Now, in conclusion, I wish to say a word to you older women, many of whom are widows. You are a great treasure. You have passed through the storms of life. You have weathered the challenges now facing your younger sisters. You are mature in wisdom, in understanding, in compassion, in love and service.

There is a certain beauty that shines through your countenance. It is the beauty that comes of peace. There may still be struggle, but there is mature wisdom to meet it. There are health problems, but there is a certain composure concerning them. The bad memories of the past have largely been forgotten, while the good memories return and bring sweet and satisfying enrichment to life.

You have learned to love the scriptures, and you read them. Your prayers for the most part are prayers of thanksgiving. Your greetings are words of kindness. Your friendship is a sturdy staff on which others may lean.

What a resource are the women of The Church of Jesus Christ of Latter-day Saints. You love this Church, you accept its doctrine, you honor your place in its organization, you bring luster and strength and beauty to its congregations. How thankful we are to you. How much you are loved, respected, and honored.

I salute my own beloved companion. It will soon be 60 years that we walked from the Salt Lake Temple as husband and wife, with love for one another. That love has strengthened through all of these years. We have faced many problems during our years of marriage. Somehow, with the blessing of the Lord, we have survived them all.

It is becoming physically harder to stand tall and straight as we did in our younger years. No matter—we still have one another and we still stand together, even though we lean a little. And when the time for separation comes, there will be much of sorrow, but there will also be the comfort that will come from the assurance that she is mine and I am hers for the eternity that lies ahead.

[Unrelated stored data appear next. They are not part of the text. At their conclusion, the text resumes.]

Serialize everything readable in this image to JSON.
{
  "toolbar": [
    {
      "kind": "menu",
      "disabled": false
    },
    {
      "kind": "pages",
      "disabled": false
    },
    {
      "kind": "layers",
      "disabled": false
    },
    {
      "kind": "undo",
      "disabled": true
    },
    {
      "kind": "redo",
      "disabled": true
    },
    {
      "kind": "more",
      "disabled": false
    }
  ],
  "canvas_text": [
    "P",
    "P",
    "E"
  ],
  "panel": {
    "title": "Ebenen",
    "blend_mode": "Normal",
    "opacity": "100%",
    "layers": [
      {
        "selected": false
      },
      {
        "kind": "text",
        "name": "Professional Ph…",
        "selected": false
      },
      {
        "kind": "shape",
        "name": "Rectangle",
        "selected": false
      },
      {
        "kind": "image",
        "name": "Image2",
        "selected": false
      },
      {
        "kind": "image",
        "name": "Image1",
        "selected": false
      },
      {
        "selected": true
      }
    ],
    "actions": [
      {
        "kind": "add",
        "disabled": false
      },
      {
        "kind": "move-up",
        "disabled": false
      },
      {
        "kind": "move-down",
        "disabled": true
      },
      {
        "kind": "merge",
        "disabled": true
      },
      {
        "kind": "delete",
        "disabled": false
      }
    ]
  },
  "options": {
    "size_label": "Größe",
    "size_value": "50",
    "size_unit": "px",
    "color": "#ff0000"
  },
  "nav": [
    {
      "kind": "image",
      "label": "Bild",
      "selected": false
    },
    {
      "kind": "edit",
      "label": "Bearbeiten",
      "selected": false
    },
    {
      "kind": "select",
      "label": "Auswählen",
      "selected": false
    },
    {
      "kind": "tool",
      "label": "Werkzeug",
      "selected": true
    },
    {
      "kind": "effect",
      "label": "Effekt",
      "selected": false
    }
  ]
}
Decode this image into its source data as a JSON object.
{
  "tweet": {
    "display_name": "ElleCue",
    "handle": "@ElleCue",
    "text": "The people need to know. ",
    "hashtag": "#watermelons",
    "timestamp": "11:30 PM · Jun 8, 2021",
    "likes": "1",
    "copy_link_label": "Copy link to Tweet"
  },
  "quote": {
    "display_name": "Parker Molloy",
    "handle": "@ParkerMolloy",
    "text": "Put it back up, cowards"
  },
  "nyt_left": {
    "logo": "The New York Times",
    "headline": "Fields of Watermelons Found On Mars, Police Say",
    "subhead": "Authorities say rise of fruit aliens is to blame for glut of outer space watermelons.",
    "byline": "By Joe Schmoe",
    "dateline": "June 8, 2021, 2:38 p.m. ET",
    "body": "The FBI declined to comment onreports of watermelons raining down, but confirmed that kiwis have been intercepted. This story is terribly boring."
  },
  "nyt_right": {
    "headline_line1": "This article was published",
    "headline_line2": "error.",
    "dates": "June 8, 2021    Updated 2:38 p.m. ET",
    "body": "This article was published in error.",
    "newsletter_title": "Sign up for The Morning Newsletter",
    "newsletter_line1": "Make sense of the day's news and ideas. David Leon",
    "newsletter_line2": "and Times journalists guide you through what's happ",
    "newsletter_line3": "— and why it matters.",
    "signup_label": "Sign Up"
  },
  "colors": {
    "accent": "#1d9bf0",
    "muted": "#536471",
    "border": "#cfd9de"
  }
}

And so, my beloved sisters, please know how much we appreciate you. You bring a measure of wholeness to us. You have great strength. With dignity and tremendous ability, you carry forward the remarkable programs of the Relief Society, the Young Women, and the Primary. You teach Sunday School. We walk at your side as your companions and your brethren with respect and love, with honor and great admiration. It was the Lord who designated that men in His Church should hold the priesthood. It was He who has given you your capabilities to round out this great and marvelous organization, which is the Church and kingdom of God. I bear testimony before the entire world of your worth, of your grace and goodness, of your remarkable abilities and tremendous contributions, and invoke the blessings of heaven upon you, in the name of the Lord Jesus Christ, amen.